I’ve had a copy of Linda Grant’s most recent novel “The Dark Circle” on my shelf since it was published in November, but for whatever reason I didn’t get to reading it despite being extremely moved by her previous novel “Upstairs at the Party.” So I was delighted to find it on the Baileys Prize shortlist as it gave me a great excuse to get it down and finally read it. Although this novel is very different from her previous one I was immediately drawn in by the eloquence of Grant’s prose with its excellent witty dialogue and vibrant characters. The story concerns a brother and sister (Lenny and Miriam) in 1950s London who contract tuberculosis. The city and social environment are vividly rendered where the continued deprivation of the war and effects of the bombings are still intensely felt. A very different scene is evoked when the pair are taken to a sanatorium in Kent which was once an exclusive facility for the privileged but it’s now taking in patients under the new national health care system. This creates an intermingling of people from all walks of life who are plagued by this illness and pining for a rumoured miracle cure. The result is a spectacular evocation of the passage of time and changing values through the lives of several fascinating characters.
The medical facility that's purportedly for recuperation feels like a truly stultifying environment. Patients are encouraged to be as inactive as possible to prevent themselves from getting too excited. They are prescribed to take in fresh, bracing air so many are set out on a veranda in the freezing cold weather. Most terrifying of all is an upper floor of children confined to their rooms and put in straight jackets if they become too active. Whilst purportedly giving their bodies a rest their minds rot from lack of stimulation. Yet, some of the patients form special connections based around interests like literature and music. There's a particularly forceful American character Arthur Persky who introduces an element of chaos into the strictly ordered facility. Gradually the stories of their particular backgrounds unfold amidst these interactions. New arrivals Lenny and Miriam are looked down upon as London working class Jewish people by some of the medical staff such as the terrifyingly named Dr. Limb. He feels that “the government had opened the door of the slums. It was difficult to be discerning about such an undifferentiated mass of humanity.” That there were such classist opinions about socialized health care in the early years of the system seems particularly striking when thinking about recent debates about funding for the NHS.
One of the most poignant stories in the novel is about a mysterious German patient named Hannah. She's someone who survived the horrors of war and brutal confinement only to find herself trapped within another institution with a terminal illness. Luckily she has a lover named Sarah who works for the BBC and exerts her influence to get a preciously rare experimental drug to Hannah. This sets in motion a chain of events which puts governmental scrutiny on how the facility is run. It was surprising and wonderful to find a lesbian love story at the centre of this novel. This is handled really sensitively where both women show a savviness to live how they want despite the prejudices of the time. They have a steadfast faith that “the new reality would emerge. It wasn’t a dream.”

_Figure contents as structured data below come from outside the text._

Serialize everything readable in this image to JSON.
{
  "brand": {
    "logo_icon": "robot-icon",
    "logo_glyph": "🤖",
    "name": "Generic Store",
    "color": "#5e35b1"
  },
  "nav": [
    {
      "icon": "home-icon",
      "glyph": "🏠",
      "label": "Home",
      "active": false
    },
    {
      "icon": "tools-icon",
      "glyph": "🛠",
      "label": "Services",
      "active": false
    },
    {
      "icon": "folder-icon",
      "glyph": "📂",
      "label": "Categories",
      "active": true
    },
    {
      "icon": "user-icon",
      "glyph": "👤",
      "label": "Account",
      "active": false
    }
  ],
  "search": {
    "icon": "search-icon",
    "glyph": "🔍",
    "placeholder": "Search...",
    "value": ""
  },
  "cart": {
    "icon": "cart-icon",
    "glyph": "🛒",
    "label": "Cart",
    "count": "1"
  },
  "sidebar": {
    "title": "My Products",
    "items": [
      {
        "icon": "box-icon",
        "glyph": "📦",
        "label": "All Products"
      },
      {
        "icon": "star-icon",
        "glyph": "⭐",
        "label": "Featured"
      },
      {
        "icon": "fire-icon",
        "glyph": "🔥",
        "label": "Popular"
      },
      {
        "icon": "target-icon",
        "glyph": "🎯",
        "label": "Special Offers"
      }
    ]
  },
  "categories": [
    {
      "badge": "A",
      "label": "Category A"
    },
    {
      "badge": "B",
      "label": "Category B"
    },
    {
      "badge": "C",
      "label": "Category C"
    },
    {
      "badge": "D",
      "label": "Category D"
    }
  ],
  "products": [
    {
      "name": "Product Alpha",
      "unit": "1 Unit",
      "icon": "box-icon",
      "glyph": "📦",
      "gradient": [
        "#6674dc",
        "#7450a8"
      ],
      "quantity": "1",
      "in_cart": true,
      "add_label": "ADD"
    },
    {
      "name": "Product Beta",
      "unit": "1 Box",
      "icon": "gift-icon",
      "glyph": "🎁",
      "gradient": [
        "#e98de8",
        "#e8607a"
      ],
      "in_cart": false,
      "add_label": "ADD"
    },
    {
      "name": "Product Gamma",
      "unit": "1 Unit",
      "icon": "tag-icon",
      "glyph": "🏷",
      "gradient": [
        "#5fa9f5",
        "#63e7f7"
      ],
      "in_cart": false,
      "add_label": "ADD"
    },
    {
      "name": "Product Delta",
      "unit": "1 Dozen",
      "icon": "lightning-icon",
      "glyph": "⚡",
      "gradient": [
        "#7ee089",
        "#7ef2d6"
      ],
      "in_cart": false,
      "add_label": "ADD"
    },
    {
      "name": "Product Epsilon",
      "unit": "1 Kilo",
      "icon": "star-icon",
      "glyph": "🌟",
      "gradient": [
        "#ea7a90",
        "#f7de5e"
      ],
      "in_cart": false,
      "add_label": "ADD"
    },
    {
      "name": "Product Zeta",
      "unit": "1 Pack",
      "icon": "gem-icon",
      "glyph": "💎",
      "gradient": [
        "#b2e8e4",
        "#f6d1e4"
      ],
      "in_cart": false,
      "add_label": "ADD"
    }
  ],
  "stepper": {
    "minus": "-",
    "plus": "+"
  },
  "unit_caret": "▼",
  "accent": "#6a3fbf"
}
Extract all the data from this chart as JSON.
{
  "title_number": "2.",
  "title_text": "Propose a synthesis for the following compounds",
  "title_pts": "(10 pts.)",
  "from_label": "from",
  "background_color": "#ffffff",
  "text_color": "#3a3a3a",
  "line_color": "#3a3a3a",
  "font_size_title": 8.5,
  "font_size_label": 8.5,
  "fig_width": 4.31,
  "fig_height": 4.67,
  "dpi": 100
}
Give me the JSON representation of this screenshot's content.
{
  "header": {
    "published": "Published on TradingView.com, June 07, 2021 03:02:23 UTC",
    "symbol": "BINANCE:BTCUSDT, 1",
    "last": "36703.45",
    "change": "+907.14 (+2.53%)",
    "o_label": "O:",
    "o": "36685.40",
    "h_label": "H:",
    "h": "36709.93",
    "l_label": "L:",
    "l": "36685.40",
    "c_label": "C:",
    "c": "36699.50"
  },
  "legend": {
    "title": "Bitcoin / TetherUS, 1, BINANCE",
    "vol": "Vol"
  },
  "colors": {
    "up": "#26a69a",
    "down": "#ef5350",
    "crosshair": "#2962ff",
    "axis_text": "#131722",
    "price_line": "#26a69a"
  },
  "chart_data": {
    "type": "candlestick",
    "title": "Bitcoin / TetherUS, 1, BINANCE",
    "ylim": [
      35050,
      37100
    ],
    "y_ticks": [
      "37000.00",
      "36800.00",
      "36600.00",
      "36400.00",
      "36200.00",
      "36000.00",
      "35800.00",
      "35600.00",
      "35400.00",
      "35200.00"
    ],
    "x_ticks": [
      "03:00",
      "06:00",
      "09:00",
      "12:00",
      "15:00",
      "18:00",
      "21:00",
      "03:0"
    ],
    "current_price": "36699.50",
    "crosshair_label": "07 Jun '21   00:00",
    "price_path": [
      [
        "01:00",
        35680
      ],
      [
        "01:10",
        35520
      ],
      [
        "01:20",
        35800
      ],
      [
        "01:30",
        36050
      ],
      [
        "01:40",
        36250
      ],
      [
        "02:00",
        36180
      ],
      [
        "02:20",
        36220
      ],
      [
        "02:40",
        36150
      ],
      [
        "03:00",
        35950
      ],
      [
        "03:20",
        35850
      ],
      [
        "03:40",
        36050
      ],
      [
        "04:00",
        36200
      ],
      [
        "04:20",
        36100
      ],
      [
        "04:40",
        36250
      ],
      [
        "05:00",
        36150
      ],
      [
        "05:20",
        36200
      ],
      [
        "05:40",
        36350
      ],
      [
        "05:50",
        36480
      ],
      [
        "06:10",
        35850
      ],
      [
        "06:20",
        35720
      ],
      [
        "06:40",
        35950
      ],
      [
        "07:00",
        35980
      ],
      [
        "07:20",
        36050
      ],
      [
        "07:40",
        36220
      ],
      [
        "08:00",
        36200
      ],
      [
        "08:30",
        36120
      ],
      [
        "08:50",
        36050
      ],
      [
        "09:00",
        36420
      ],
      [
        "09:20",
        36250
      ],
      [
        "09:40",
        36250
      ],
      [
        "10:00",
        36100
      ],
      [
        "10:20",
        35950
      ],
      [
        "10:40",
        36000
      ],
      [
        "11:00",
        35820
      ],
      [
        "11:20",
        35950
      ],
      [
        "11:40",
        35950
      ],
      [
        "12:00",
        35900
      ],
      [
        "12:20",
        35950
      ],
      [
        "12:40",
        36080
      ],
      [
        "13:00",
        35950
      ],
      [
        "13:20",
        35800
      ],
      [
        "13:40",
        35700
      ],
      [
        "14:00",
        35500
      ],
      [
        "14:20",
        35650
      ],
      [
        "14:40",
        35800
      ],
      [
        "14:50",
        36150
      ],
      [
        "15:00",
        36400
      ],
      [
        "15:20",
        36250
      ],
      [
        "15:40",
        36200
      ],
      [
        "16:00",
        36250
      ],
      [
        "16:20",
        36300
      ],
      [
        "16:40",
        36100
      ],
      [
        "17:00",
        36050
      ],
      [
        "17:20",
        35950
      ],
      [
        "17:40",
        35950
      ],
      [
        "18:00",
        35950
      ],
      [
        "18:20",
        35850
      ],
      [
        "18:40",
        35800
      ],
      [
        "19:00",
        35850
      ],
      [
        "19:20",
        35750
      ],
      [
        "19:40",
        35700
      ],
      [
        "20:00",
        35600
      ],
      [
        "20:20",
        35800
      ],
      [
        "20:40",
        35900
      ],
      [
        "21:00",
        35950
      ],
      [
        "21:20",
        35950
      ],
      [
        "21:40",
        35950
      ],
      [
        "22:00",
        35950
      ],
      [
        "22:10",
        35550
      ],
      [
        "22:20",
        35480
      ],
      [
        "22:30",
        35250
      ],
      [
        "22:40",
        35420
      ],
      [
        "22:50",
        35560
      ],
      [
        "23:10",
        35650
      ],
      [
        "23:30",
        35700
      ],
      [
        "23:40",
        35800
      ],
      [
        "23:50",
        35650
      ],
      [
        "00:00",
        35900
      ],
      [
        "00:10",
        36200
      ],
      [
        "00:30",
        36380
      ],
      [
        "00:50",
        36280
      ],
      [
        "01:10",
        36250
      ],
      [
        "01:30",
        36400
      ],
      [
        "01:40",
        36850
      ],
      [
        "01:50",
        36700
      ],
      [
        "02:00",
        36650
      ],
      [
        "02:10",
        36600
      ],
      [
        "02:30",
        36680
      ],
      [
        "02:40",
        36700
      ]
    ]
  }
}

Grant has a fascinating way of writing a historical novel that is conscious of future developments. During the narrative she'll sometimes refer to future novels that will be written or events that are simultaneously happening elsewhere which the characters can't know anything about. This creates a compellingly rounded view of history and a hopeful tone for how civilization is progressing despite the provincial attitudes of some people in the institution. It also lays the groundwork for the later parts of the novel which skip forward into the future at a point where the horrors of tuberculosis have largely been forgotten. It's skilful how Grant does this while also faithfully and vividly rendering a feeling for the 1950s milieu with its misguided medical practices and rumblings of anti-semitic attitudes. Individuals are forced to take drastic action to help themselves in some really dramatic and arresting moments. Certain scenes are described so sharply that they are particularly memorable. For instance, the grim way Lenny and Miriam's father died is something that I'll never forget. “The Dark Circle” is a gripping and finely detailed story.